A powerful full-day summit bringing together cross-sector leaders, residents, and change-makers to drive real community impact!
On April 16th, 91 community changemakers gathered for the 2025 Collective Action Network (CAN) Summit, a day filled with bold ideas, authentic conversations, and collaborative planning aimed at transforming our neighborhoods from the ground up. With representation from all parts of Evansville—north, south, east, and west—and one-third of attendees being neighborhood residents, the summit was a vibrant demonstration of what’s possible when residents, nonprofits, funders, educators, law enforcement, business leaders, youth advocates and other sector representatives come together.
Resident-Led Panel: Grounding the Work in Lived Experience
A highlight of this year’s summit was the resident-led panel, which offered a candid and deeply moving look at the challenges—and possibilities—facing our community. Residents spoke about the urgent need to reclaim community pride, reimagine education, and restore basic systems of support.
They called attention to:
- A school system that too often pushes students out rather than meeting them where they are. “We need to bring back parent-teacher conferences,” one panelist urged, emphasizing a return to basic, relational education.
- The overreliance on technology like Chromebooks, which many parents struggle to navigate without training or support. Residents voiced a need to go back to the basics of connecting people and community—starting with education that values mentorship, smaller group engagement, and creative learning that reflects the real world.
- The lack of community tech training, despite broadband access, and a call to enhance the quality and use of technology in ways that help retain and inspire local youth.
- Frustrations around inconsistent city services, such as missed heavy trash pickups that result in fines to residents already struggling. Panelists praised Ted’s success in Jacobsville with trash removal and rodent control, calling for those efforts to be replicated citywide.
- The shame and burden that low-income residents feel when furniture and junk are dumped at their homes, often by those who can afford to replace things.
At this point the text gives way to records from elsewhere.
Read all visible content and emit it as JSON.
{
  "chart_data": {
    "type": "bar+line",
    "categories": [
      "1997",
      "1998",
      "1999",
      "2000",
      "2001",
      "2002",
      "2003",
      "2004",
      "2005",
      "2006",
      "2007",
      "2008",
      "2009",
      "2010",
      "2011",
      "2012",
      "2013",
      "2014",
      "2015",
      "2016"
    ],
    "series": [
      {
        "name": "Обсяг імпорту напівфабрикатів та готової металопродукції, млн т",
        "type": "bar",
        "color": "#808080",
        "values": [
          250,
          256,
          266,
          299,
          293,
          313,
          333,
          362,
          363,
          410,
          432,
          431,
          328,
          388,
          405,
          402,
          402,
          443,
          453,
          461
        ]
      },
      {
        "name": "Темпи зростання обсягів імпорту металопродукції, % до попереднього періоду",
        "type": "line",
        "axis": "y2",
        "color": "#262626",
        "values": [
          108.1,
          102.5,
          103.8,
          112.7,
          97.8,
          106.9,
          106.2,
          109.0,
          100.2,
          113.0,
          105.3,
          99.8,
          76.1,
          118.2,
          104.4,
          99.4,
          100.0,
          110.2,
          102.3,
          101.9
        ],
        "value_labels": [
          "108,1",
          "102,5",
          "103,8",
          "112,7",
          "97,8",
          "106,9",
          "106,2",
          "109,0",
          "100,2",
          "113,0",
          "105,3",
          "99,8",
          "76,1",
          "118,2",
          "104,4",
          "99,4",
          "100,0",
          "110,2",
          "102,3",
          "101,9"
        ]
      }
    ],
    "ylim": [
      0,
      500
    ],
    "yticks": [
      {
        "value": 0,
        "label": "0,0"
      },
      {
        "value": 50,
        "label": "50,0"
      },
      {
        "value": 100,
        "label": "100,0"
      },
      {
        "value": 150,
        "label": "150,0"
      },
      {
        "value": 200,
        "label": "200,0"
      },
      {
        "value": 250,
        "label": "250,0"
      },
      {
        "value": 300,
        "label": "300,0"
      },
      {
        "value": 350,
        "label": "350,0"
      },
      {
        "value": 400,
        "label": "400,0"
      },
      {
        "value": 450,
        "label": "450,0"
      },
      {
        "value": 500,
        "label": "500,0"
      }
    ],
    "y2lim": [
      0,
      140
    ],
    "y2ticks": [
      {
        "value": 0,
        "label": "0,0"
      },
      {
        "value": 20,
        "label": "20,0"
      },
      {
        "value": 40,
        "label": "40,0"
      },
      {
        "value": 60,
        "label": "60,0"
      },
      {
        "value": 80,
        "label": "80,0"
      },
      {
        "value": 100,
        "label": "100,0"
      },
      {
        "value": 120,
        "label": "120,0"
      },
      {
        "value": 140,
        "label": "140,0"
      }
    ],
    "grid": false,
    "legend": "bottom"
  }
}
The call was clear: neighbors need support systems, not judgment.
- A growing concern for gun violence, unaffordable “affordable” housing, and rising utility costs.
- A strong desire to restore the art of neighboring—being present, taking care of one another’s homes, and collectively advocating for youth success and educational reform.
Work Session Highlights and Actionable Outcomes
📚 Classrooms and Beyond: Education as a Community Effort
Also informed by the resident panel, this session pushed the boundaries of traditional education systems.
✅ Next Steps:
- Encourage schools to co-design solutions with families and local organizations
- Embrace non-traditional learning pathways like mentorship, real-world experiences, and arts integration
- Increase access to tech support and training for families, particularly those struggling with digital learning tools
- Create feedback loops with families and youth, and build long-term mentoring relationships
- Advocate for smaller classroom sizes or more intimate group learning formats to engage students
- Ensure youth have a seat at decision-making tables and are part of shaping their educational journey
🤝 Better Together: Aligning for Impact
✅ Next Steps:
- Strengthen inter-agency relationships to reduce duplicated efforts
- Encourage funders to support collaborative models that demonstrate real impact
- Use Visible Network Labs’ mapping tool to track connections and align strategies
🏠 The Housing Puzzle: Piecing Together Solutions
✅ Next Steps:
- Establish a community land trust
- Launch free homeowner and tenant workshops
- Pilot transitional housing that welcomes residents with complicated backgrounds, supported by nonprofit mediators
- Advocate for policy changes that make utilities, mortgages, and housing truly affordable
- Partner with banks, landlords, and landowners to expand housing equity
🧭 Resources: Navigating Help Without the Hassle
✅ Next Steps:
- Offer tech training and alternative resource access methods for low-income residents
- Train service providers to understand how confusing or inaccessible systems feel to those in crisis
- Deploy community navigators to guide residents through available support
- Roll out video tutorials and color-coded maps to improve access to local services and the VNL software
🔄 Feedback & Forward Momentum
- 72% of attendees reported being satisfied or very satisfied with the summit
- 50% left with actionable ideas or new community connections
Most appreciated:
- Sharing space with a diverse cross-section of the community
- The resident-led panel for its honesty, clarity, and inspiration
Networking and working together during breakout sessions
For 2026, participants hope to see:
- More residents in the room
- Extended breakout sessions and opportunities to attend multiple workshops
- More hands-on planning time to deepen impact
WE WANT TO HEAR YOUR VOICE
Share your concerns, questions, and ideas about issues that matter most to you. Submissions will directly help shape the conversations and guests featured on the CANdid Conversations show every other weekend on 98.5 WEOA
🚀 What Comes Next
The 2025 CAN Summit made one thing clear: Residents are not waiting for change—they are building it. From education to housing to neighborhood pride, the voices of our community are calling for bold, collaborative action, and the CAN network is rising to meet that call.